In order to improve the state caused by decrease in collagen, various substances for enhancing collagen synthesis have been found. For example, retinoic acid (see, for example, R. Marks et al., British Journal of Dermatology, 122, 91-98, 1990), a preparation containing three kinds of amino acids consisting of glycine, proline and alanine (see, for example, Japanese Patent Laid-Open No. Hei 7-194375), a plant extract from licorice, mulberry bark, aloe, Equisetam arvense, Lonicerae flos, cork tree bark, leaf of Artemisia princeps, gentian or the like (see for example, Japanese Patent Laid-Open No. 2001-206835), TGF-b, ascorbic acids and the like have been known. In addition, as another substance for enhancing collagen synthesis, a peptide consisting of 182nd to 241st amino acid residues of type I procollagen (see, for example, K. Katayama et al., Biochemistry, 30, 7097-7104, 1991), and a Lys-Thr-Thr-Lys-Ser (SEQ ID NO: 21) peptide selected from the above-mentioned peptide consisting of 182nd to 241st amino acid residues of type I procollagen (see, for example, K. Katayama et al., J. Biol. Chem., 268(14), 9941-9944, 1990) have been known.

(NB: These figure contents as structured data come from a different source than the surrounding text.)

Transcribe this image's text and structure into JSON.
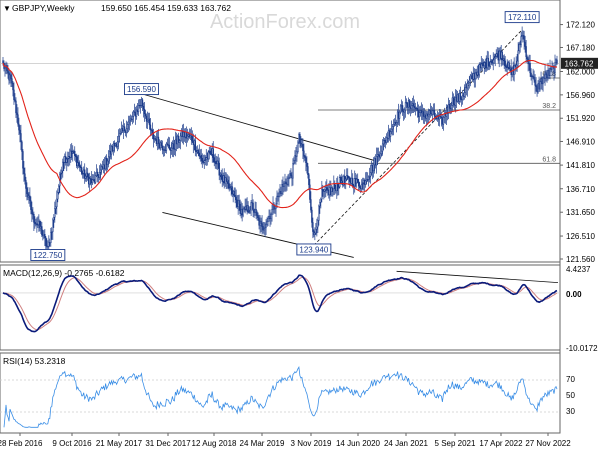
{
  "header": {
    "symbol": "GBPJPY,Weekly",
    "ohlc": "159.650 165.454 159.633 163.762"
  },
  "watermark": "ActionForex.com",
  "colors": {
    "candle": "#1a3a8a",
    "ma": "#e2231a",
    "macd": "#0a1a7a",
    "signal": "#d08080",
    "rsi": "#3a8ee6",
    "trendline": "#111111",
    "fib": "#555555",
    "price_box_bg": "#ffffff",
    "last_box_bg": "#222222"
  },
  "chart_data": [
    {
      "type": "candlestick",
      "title": "GBPJPY,Weekly",
      "ylim": [
        121.56,
        174.4
      ],
      "y_ticks": [
        "172.120",
        "167.180",
        "162.000",
        "156.960",
        "151.920",
        "146.910",
        "141.810",
        "136.710",
        "131.650",
        "126.510",
        "121.560"
      ],
      "x_labels": [
        "28 Feb 2016",
        "9 Oct 2016",
        "21 May 2017",
        "31 Dec 2017",
        "12 Aug 2018",
        "24 Mar 2019",
        "3 Nov 2019",
        "14 Jun 2020",
        "24 Jan 2021",
        "5 Sep 2021",
        "17 Apr 2022",
        "27 Nov 2022"
      ],
      "last_price": "163.762",
      "annotations": [
        {
          "label": "122.750",
          "x_index": 45,
          "y": 122.75
        },
        {
          "label": "156.590",
          "x_index": 139,
          "y": 156.59
        },
        {
          "label": "123.940",
          "x_index": 312,
          "y": 123.94
        },
        {
          "label": "172.110",
          "x_index": 521,
          "y": 172.11
        }
      ],
      "fib_levels": [
        {
          "label": "38.2",
          "y": 153.7
        },
        {
          "label": "61.8",
          "y": 142.2
        },
        {
          "label": "61.8",
          "y": 160.6
        }
      ],
      "anchors": [
        {
          "i": 0,
          "p": 163.5
        },
        {
          "i": 8,
          "p": 160.0
        },
        {
          "i": 16,
          "p": 150.0
        },
        {
          "i": 22,
          "p": 138.0
        },
        {
          "i": 30,
          "p": 130.5
        },
        {
          "i": 38,
          "p": 128.0
        },
        {
          "i": 45,
          "p": 123.5
        },
        {
          "i": 52,
          "p": 132.0
        },
        {
          "i": 60,
          "p": 143.0
        },
        {
          "i": 70,
          "p": 144.5
        },
        {
          "i": 80,
          "p": 140.0
        },
        {
          "i": 90,
          "p": 138.0
        },
        {
          "i": 100,
          "p": 141.0
        },
        {
          "i": 110,
          "p": 145.5
        },
        {
          "i": 120,
          "p": 149.0
        },
        {
          "i": 130,
          "p": 152.0
        },
        {
          "i": 139,
          "p": 155.5
        },
        {
          "i": 150,
          "p": 148.0
        },
        {
          "i": 160,
          "p": 146.0
        },
        {
          "i": 170,
          "p": 145.5
        },
        {
          "i": 180,
          "p": 148.5
        },
        {
          "i": 190,
          "p": 147.5
        },
        {
          "i": 200,
          "p": 142.5
        },
        {
          "i": 210,
          "p": 144.5
        },
        {
          "i": 220,
          "p": 139.0
        },
        {
          "i": 230,
          "p": 136.0
        },
        {
          "i": 240,
          "p": 131.5
        },
        {
          "i": 250,
          "p": 133.0
        },
        {
          "i": 260,
          "p": 128.0
        },
        {
          "i": 270,
          "p": 132.0
        },
        {
          "i": 280,
          "p": 137.0
        },
        {
          "i": 290,
          "p": 140.0
        },
        {
          "i": 297,
          "p": 147.5
        },
        {
          "i": 305,
          "p": 141.5
        },
        {
          "i": 312,
          "p": 126.0
        },
        {
          "i": 320,
          "p": 135.5
        },
        {
          "i": 330,
          "p": 136.5
        },
        {
          "i": 340,
          "p": 138.5
        },
        {
          "i": 350,
          "p": 138.5
        },
        {
          "i": 360,
          "p": 137.5
        },
        {
          "i": 370,
          "p": 141.0
        },
        {
          "i": 380,
          "p": 145.5
        },
        {
          "i": 390,
          "p": 150.0
        },
        {
          "i": 400,
          "p": 154.0
        },
        {
          "i": 410,
          "p": 155.0
        },
        {
          "i": 420,
          "p": 152.5
        },
        {
          "i": 430,
          "p": 153.0
        },
        {
          "i": 440,
          "p": 151.0
        },
        {
          "i": 450,
          "p": 155.5
        },
        {
          "i": 460,
          "p": 156.5
        },
        {
          "i": 470,
          "p": 160.5
        },
        {
          "i": 480,
          "p": 163.0
        },
        {
          "i": 490,
          "p": 164.5
        },
        {
          "i": 500,
          "p": 166.0
        },
        {
          "i": 510,
          "p": 161.5
        },
        {
          "i": 515,
          "p": 163.5
        },
        {
          "i": 521,
          "p": 170.5
        },
        {
          "i": 528,
          "p": 163.0
        },
        {
          "i": 535,
          "p": 158.0
        },
        {
          "i": 542,
          "p": 160.5
        },
        {
          "i": 550,
          "p": 162.0
        },
        {
          "i": 556,
          "p": 163.7
        }
      ]
    },
    {
      "type": "line",
      "title": "MACD(12,26,9) -0.2765 -0.6182",
      "ylim": [
        -10.0172,
        4.4237
      ],
      "y_ticks": [
        "4.4237",
        "0.00",
        "-10.0172"
      ],
      "series": [
        {
          "name": "MACD",
          "role": "macd"
        },
        {
          "name": "Signal",
          "role": "signal"
        }
      ]
    },
    {
      "type": "line",
      "title": "RSI(14) 53.2318",
      "ylim": [
        0,
        100
      ],
      "y_ticks": [
        "70",
        "50",
        "30"
      ],
      "series": [
        {
          "name": "RSI(14)",
          "role": "rsi"
        }
      ]
    }
  ]
}
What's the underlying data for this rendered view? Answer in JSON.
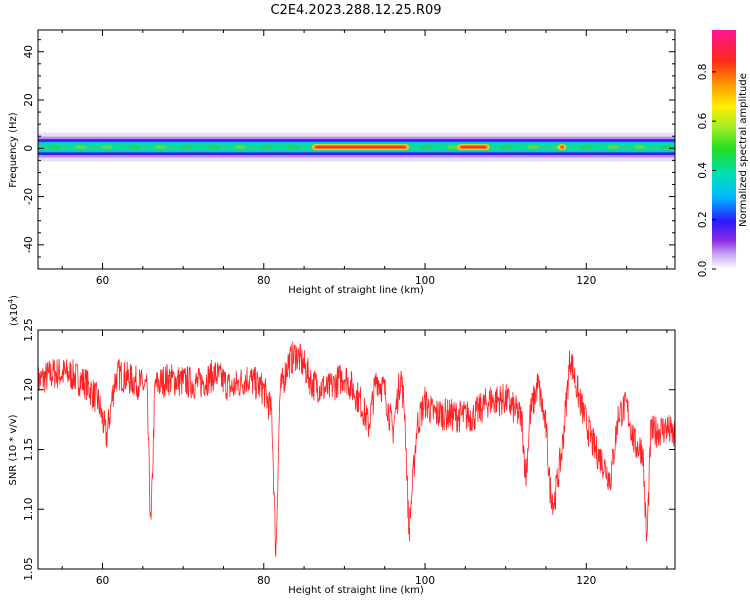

On the other hand, hyaluronic acid is a kind of acidic mucopolysaccharides, which is present in skin, cartilage, a joint fluid, an umbilical cord, an ocular vitreous body, or other connective tissues. Inter alia, in skin epidermis, there have been known that hyaluronic acid is widely distributed from a basal layer to a granular layer, and that hyaluronic acid supports a structure of an epidermis extracellular space, and is involved in transportation of a substance such as a nutrient or a waste from an epidermal basal layer to a horny cell layer, and serves as a trigger for enhancing turnover of an epidermal cell. In addition, it has also been known that hyaluronic acid has a strong water-retaining action that about 6 L of water can be retained in only 1 g of hyaluronic acid, and that by this action, hyaluronic acid plays a role in retaining moisture in an intercellular space. It has been known that hyaluronic acid is gradually decreased with aging, and this decrease also is one cause for aging of a skin such as forming wrinkles and sagging of skin, the lowering in elasticity of skin and skin tautness, skin dryness, or skin roughness as in the case of collagen. However, hyaluronic acid is a polymer compound, so that it is not easy to supply the hyaluronic acid to an epidermis from the outside of the skin and in order to supply hyaluronic acid to a portion such as between epidermal cells, it is important to enhance biosynthesis of hyaluronic acid within a living body.
In order to improve the state caused by a decrease in hyaluronic acid, various substances for enhancing hyaluronic acid synthesis have been found. For example, an aloe extract, an okra extract, a water-soluble β-1,3-glucan derivative, an yeast extract (Japanese Patent Laid-Open No. 2004-051533), an extract of a sea alga belonging to the genus Callophyllis in the family Kallymeniaceae, (Japanese Patent Laid-Open No. 2000-136147), a lavender extract (Japanese Patent Laid-Open No. Hei 10-182402), and an extract of a sea alga belonging to the genus Durvillea in the family Durvilleaceae (Japanese Patent Laid-Open No. Hei 09-176036) have been known.